Feelings certainly run high in the Cambridgeshire city where 1,000 people were employed by Thomas Cook. “It’s disgusting,” says Marco Cereste to me, spinning around from the pasta at his table in the popular lunch spot Fratelli Tavola Calda.
He’s a regular here, and owner Lorna Femminile, who runs the restaurant with her husband Rocco, has referred me to him on all points Thomas Cook-related.
Everybody, it seems, knows everybody here in Peterborough. It’s this sense of tight-knit civic spirit that Thomas Cook’s demise has highlighted. A thousand people lost their jobs the instant the company went into liquidation, prompting offers from local businesses of everything from football tickets and taxi rides to interviews and haircuts. “They won’t be out of work for long,” says Cereste. Peterborough has historically low unemployment rates. Indeed it was a labour shortage after the Second World War that brought over many southern Italians to work in the city’s brick yards, and created a little Italy.

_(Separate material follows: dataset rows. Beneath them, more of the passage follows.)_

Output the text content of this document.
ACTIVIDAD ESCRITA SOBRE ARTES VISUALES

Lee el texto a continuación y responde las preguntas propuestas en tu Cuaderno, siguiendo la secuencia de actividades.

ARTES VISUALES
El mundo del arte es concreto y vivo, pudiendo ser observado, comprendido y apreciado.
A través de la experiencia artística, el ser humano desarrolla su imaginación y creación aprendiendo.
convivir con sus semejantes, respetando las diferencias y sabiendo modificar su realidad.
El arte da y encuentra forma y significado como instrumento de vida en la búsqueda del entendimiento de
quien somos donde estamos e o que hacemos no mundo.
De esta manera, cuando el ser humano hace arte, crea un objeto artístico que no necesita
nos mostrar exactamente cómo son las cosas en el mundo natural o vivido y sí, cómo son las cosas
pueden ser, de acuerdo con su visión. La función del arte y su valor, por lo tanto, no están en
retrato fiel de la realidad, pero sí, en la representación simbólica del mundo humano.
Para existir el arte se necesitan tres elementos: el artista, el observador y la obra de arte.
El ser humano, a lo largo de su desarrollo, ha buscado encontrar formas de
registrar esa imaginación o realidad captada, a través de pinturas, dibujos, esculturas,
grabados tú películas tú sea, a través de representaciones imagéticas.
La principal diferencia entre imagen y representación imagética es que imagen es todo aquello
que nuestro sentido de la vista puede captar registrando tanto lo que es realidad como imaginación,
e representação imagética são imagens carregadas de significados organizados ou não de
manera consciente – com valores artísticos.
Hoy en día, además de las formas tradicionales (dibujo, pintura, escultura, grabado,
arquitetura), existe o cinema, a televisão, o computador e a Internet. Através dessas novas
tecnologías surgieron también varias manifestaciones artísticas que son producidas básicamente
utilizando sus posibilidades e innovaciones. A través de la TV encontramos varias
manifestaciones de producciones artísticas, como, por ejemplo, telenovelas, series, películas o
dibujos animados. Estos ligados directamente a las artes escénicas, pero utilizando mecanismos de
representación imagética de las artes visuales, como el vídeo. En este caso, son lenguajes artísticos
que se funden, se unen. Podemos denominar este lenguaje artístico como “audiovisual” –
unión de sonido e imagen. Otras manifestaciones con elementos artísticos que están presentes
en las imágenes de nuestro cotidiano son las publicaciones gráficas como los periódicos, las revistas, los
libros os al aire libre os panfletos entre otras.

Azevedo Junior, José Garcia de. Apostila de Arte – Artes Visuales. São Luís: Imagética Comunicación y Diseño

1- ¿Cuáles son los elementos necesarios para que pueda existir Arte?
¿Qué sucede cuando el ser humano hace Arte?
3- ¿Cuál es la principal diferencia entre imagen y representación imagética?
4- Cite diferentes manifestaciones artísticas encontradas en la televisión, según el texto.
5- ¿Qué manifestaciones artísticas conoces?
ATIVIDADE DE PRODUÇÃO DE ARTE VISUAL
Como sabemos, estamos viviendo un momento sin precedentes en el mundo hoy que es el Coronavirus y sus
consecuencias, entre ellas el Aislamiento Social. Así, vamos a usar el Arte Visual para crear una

And so it was that last week a jobs fair was held in the Town Hall specifically for former staff of Thomas Cook. Of the local support, one ex-employee said it “restores my faith in humanity”. In the last few days, former Thomas Cook employees have seen fresh hope from Hays Travel, a Sunderland-based travel agent that has promised to re-open every one of Thomas Cook’s stores and which says it has all but promised jobs to the defunct firm’s 2,500 retail staff.